Book Review: American Street by Ibi Zoboi

Title: American Street

Author: Ibi Zoboi

Genre: Contemporary YA, Magical Realism

Publisher: Balzer + Bray/HarperCollins
Publication Date: February 14, 2017
Hardcover: 336 Pages


On the corner of American Street and Joy Road, Fabiola Toussaint thought she would finally find une belle vie—a good life.

But after they leave Port-au-Prince, Haiti, Fabiola’s mother is detained by U.S. immigration, leaving Fabiola to navigate her loud American cousins, Chantal, Donna, and Princess; the grittiness of Detroit’s west side; a new school; and a surprising romance, all on her own.

Just as she finds her footing in this strange new world, a dangerous proposition presents itself, and Fabiola soon realizes that freedom comes at a cost. Trapped at the crossroads of an impossible choice, will she pay the price for the American dream?

Stand alone or series: Stand alone

How did I get this book: eARC from the Publisher via NetGalley

Format (e- or p-): ebook


American Street follows Fabiola Toussaint, starting with the day she and her mother land in New Jersey, to immigrate to the United States from Haiti to stay with their family in Detroit- Fabiola herself is an American citizen, born in the US, raised in Haiti – when her mother is detained at the airport and Fabiola needs to carry on all by herself.

In Detroit, Fabiola is greeted by her aunt Jo and her American cousins, Chantal, Donna, and Princess. She is expected to integrate immediately: her aunt declares she shouldn’t speak creole (even if her own words are peppered with Creole words and accent), school starts the next day and no one, no one will tell her what’s going to happen to her mother. If that wasn’t enough, it seems that her aunt and cousins are involved in suspicious activities, a police officer approaches her with an offer she can’t refuse (anything to release her mother into the US) and she starts to fall in love with a cute guy name Kasim.

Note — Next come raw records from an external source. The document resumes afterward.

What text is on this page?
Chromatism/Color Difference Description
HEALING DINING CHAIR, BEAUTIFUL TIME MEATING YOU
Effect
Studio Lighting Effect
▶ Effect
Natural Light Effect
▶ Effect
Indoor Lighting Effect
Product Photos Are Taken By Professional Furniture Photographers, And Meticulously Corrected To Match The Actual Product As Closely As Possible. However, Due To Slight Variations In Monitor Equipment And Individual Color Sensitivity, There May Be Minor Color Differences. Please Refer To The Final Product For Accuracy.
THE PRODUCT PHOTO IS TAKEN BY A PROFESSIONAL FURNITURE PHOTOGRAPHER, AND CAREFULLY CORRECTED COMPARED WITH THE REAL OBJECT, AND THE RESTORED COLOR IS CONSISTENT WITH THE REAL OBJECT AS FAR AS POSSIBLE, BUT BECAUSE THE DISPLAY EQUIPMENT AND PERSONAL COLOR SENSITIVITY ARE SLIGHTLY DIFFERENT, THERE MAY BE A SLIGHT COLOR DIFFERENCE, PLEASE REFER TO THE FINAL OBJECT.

From the first pages, this story carries a powerful punch. From Fabiola’s desperate moments of utter powerlessness when she can’t do anything to help her mother or herself at the airport, to feeling utterly alone in her experience just as much as she needs to handle life with a new family she barely knew. From adapting to life in America but trying to keep her Haitian roots, to falling in love whilst feeling guilt for having happy feelings while her mother is still away.

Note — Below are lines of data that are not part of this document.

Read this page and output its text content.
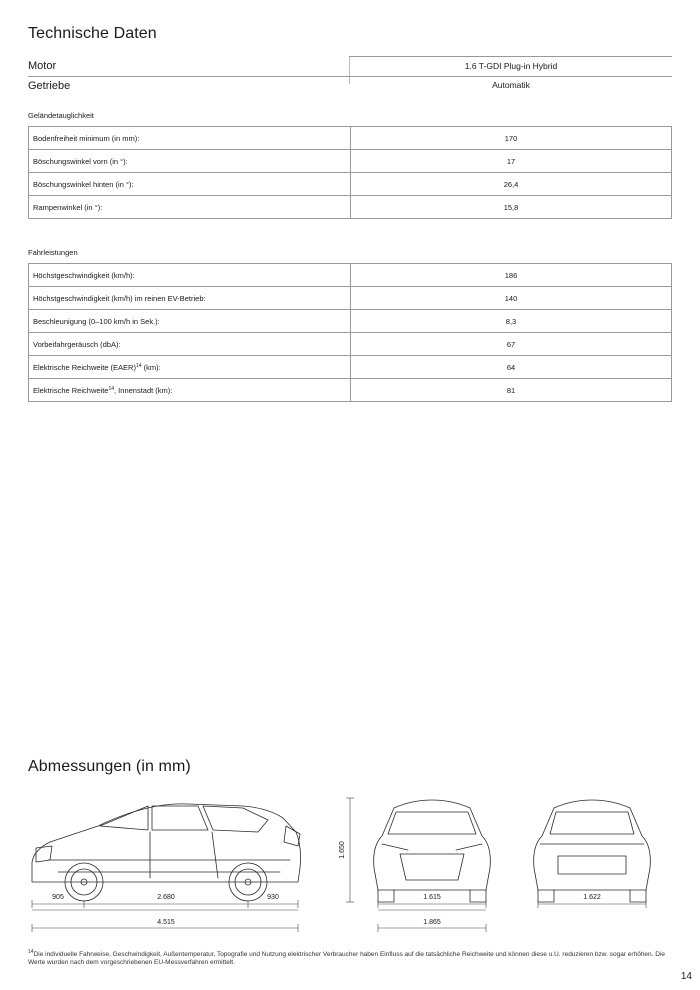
Technische Daten
Motor	1.6 T-GDI Plug-in Hybrid
Getriebe	Automatik
Geländetauglichkeit
Bodenfreiheit minimum (in mm):	170
Böschungswinkel vorn (in °):	17
Böschungswinkel hinten (in °):	26,4
Rampenwinkel (in °):	15,8
Fahrleistungen
Höchstgeschwindigkeit (km/h):	186
Höchstgeschwindigkeit (km/h) im reinen EV-Betrieb:	140
Beschleunigung (0–100 km/h in Sek.):	8,3
Vorbeifahrgeräusch (dbA):	67
Elektrische Reichweite (EAER)$^{14}$ (km):	64
Elektrische Reichweite$^{14}$, Innenstadt (km):	81
Abmessungen (in mm)
905	2.680	930
1.650
1.615	1.622
4.515	1.865
$^{14}$Die individuelle Fahrweise, Geschwindigkeit, Außentemperatur, Topografie und Nutzung elektrischer Verbraucher haben Einfluss auf die tatsächliche Reichweite und können diese u.U. reduzieren bzw. sogar erhöhen. Die Werte wurden nach dem vorgeschriebenen EU-Messverfahren ermittelt.
14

The thing is: she might be living in the corner of American Street and Joy Road, but Fabiola realises that American Joy, the thing she desires the most, might be within her grasp but at a cost.

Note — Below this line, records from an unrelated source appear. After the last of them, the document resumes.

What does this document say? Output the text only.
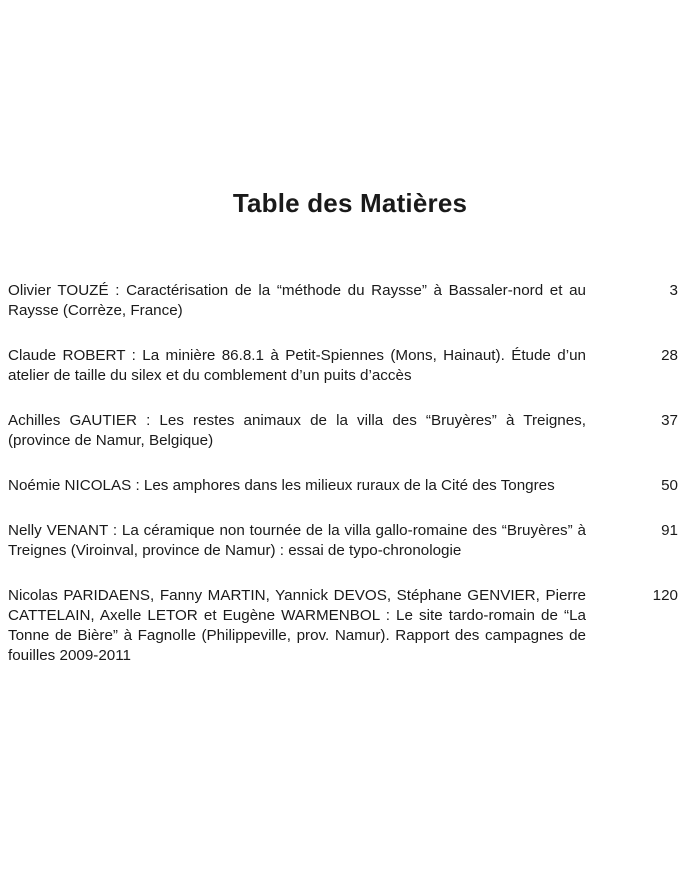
Table des Matières
Olivier TOUZÉ : Caractérisation de la “méthode du Raysse” à Bassaler-nord et au Raysse (Corrèze, France)
3
Claude ROBERT : La minière 86.8.1 à Petit-Spiennes (Mons, Hainaut). Étude d’un atelier de taille du silex et du comblement d’un puits d’accès
28
Achilles GAUTIER : Les restes animaux de la villa des “Bruyères” à Treignes, (province de Namur, Belgique)
37
Noémie NICOLAS : Les amphores dans les milieux ruraux de la Cité des Tongres	50
Nelly VENANT : La céramique non tournée de la villa gallo-romaine des “Bruyères” à Treignes (Viroinval, province de Namur) : essai de typo-chronologie
91
Nicolas PARIDAENS, Fanny MARTIN, Yannick DEVOS, Stéphane GENVIER, Pierre CATTELAIN, Axelle LETOR et Eugène WARMENBOL : Le site tardo-romain de “La Tonne de Bière” à Fagnolle (Philippeville, prov. Namur). Rapport des campagnes de fouilles 2009-2011
120
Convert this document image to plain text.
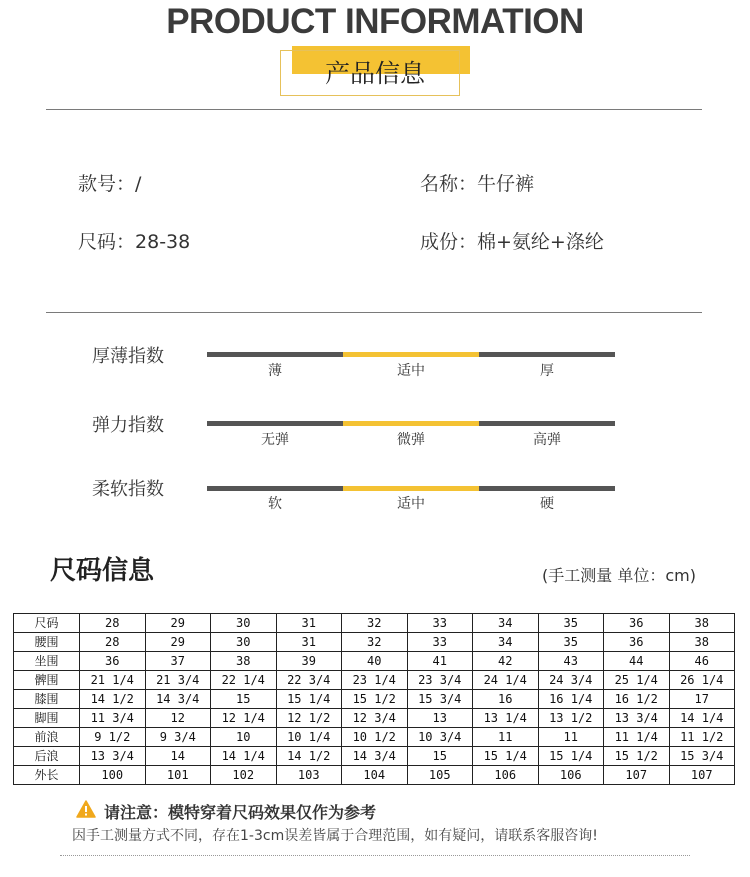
PRODUCT INFORMATION
产品信息
款号：/	名称：牛仔裤
尺码：28-38	成份：棉+氨纶+涤纶
厚薄指数
薄	适中	厚
弹力指数
无弹	微弹	高弹
柔软指数
软	适中	硬
尺码信息	(手工测量 单位：cm)
尺码	28	29	30	31	32	33	34	35	36	38
腰围	28	29	30	31	32	33	34	35	36	38
坐围	36	37	38	39	40	41	42	43	44	46
髀围	21 1/4	21 3/4	22 1/4	22 3/4	23 1/4	23 3/4	24 1/4	24 3/4	25 1/4	26 1/4
膝围	14 1/2	14 3/4	15	15 1/4	15 1/2	15 3/4	16	16 1/4	16 1/2	17
脚围	11 3/4	12	12 1/4	12 1/2	12 3/4	13	13 1/4	13 1/2	13 3/4	14 1/4
前浪	9 1/2	9 3/4	10	10 1/4	10 1/2	10 3/4	11	11	11 1/4	11 1/2
后浪	13 3/4	14	14 1/4	14 1/2	14 3/4	15	15 1/4	15 1/4	15 1/2	15 3/4
外长	100	101	102	103	104	105	106	106	107	107
请注意：模特穿着尺码效果仅作为参考
因手工测量方式不同，存在1-3cm误差皆属于合理范围，如有疑问，请联系客服咨询!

And this is only touching the surface of American Street because this book is as complex as it is touching. It’s a book that contrasts the immigrant experience with the life left behind, without making one or the other the superior one. It’s a book that shows how sometimes the American dream is not as easy, or happy as one had hoped. Life in Detroit’s West Side is not a piece a cake – and this part of the immigrant experience, of the Black experience (and often in this book, the two coincide) the one that built America but was effectively left behind, trampled by progress and a hostile world, is not sugar coated. It’s a story that addresses poverty, desperation, violence, drug dealing, police abuse of power, just as it puts these in context with the building of communities, family, education, love. Each of Fabiola’s cousins are deftly written, fierce in their own particular ways.

I loved the fact that the story is incredibly female-centred, focused on the experiences of immigrant, black, queer women and dealing with misogyny, abuse, slut-shaming, self-worth and more. Fabiola’s family in the Detroit – her aunt and her cousins – have created a life of their own in a way I have not read before in YA; the roles they play here are often played exclusively by men and it’s a breath of fresh air to see a story that places the agency and the power – as well as the corruption and the faults – in the hands of women. But what I loved the most about it, was Fabiola’s faith, brought over from Haiti, the way that her belief is an intrinsic part of her, shaping the way she not only interacts with others but also sees the world. There is an element of magical realism here too, which I tend to dislike as it can detract from the narrative, but in American Street, that strand is just another beautifully written side to this story.

This is a story with many threads, told in a beautiful voice, with the type of rich, sprouting storytelling that is deeply affecting. It’s not exactly a happy story but it’s a hopeful one, a beautiful one, a great one.